We can also examine the estimated conditional probabilities for some test observations:
print(knn.predict_proba(X_test)[:10])[[0.5319 0.3934 0.0748]
[0.2244 0.5651 0.2105]
[0.2216 0.5762 0.2022]
[0.205 0.2133 0.5817]
[0.5568 0.338 0.1053]
[0.5762 0.3906 0.0332]
[0.5319 0.2022 0.2659]
[0.2742 0.1468 0.5789]
[0.1274 0.4404 0.4321]
[0.5817 0.3241 0.0942]]
Let’s compare these probabilities with the actual test labels:
print(y_test[:10])['1' '1' '1' '2' '0' '0' '0' '2' '1' '0']
And the predicted labels:
print(y_pred_test[:10])['0' '1' '1' '2' '0' '0' '0' '2' '1' '0']

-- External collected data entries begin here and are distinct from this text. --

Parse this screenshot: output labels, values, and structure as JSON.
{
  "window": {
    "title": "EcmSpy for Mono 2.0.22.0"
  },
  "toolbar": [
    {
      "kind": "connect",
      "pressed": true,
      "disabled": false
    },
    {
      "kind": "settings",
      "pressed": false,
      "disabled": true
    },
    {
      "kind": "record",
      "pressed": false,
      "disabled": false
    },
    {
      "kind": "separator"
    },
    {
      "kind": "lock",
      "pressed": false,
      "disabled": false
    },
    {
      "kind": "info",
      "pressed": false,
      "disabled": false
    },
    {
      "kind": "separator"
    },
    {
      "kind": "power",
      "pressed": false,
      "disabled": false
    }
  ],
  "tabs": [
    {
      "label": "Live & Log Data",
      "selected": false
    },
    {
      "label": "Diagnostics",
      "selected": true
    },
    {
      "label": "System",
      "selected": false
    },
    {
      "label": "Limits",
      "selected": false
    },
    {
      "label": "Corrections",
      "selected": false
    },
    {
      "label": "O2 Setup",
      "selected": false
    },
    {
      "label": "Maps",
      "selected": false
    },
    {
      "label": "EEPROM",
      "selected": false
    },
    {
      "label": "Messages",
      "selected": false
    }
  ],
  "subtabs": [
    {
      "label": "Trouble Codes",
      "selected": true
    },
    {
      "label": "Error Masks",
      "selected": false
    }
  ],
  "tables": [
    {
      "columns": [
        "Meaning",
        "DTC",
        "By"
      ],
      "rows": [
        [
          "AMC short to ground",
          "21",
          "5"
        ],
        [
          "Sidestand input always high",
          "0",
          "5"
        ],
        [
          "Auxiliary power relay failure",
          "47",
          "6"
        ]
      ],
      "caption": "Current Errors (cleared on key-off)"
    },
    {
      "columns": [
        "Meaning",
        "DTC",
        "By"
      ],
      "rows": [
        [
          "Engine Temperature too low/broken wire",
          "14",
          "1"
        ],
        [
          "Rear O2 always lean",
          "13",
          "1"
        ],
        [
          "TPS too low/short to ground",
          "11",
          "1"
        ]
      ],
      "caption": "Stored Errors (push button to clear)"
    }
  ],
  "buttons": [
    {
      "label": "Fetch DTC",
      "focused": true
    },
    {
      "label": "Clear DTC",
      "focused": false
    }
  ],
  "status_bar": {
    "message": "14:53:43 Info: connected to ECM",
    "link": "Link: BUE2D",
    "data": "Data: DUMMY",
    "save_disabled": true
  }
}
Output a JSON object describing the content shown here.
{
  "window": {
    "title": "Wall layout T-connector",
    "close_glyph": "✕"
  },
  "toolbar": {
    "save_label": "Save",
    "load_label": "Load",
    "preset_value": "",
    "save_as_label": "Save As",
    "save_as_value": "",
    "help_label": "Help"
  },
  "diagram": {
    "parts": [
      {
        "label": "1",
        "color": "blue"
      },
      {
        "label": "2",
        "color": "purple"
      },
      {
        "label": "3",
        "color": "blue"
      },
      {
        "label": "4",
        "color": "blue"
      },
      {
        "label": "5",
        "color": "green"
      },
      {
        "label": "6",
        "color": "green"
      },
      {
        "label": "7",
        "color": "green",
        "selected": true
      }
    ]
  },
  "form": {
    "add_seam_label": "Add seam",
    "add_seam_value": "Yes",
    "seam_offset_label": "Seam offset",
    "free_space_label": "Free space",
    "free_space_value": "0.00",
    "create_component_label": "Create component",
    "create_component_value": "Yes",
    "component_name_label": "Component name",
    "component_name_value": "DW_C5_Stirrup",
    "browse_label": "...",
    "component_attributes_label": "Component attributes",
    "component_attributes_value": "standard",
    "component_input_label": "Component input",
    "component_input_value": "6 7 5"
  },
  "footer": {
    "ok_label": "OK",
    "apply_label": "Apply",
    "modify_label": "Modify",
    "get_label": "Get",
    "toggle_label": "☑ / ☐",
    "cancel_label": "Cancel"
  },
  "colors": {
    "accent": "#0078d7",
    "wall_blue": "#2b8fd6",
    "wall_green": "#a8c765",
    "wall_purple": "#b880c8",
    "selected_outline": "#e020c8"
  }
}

For a clearer comparison, we can create a summary table showing actual labels, predictions, and probabilities:
results_df = pd.DataFrame(
{
"Actual": y_test[:10],
"Predicted": y_pred_test[:10],
}
)
prob_df = pd.DataFrame(knn.predict_proba(X_test)[:10])
prob_df.columns = [f"prob_{i}" for i in knn.classes_]
results_df = pd.concat([results_df, prob_df], axis=1)
print(results_df) Actual Predicted prob_0 prob_1 prob_2
0 1 0 0.53 0.39 0.07
1 1 1 0.22 0.57 0.21
2 1 1 0.22 0.58 0.20
3 2 2 0.20 0.21 0.58
4 0 0 0.56 0.34 0.11
5 0 0 0.58 0.39 0.03
6 0 0 0.53 0.20 0.27
7 2 2 0.27 0.15 0.58
8 1 1 0.13 0.44 0.43
9 0 0 0.58 0.32 0.09
This table helps us understand the model’s confidence in its predictions and identify cases where the model might be uncertain.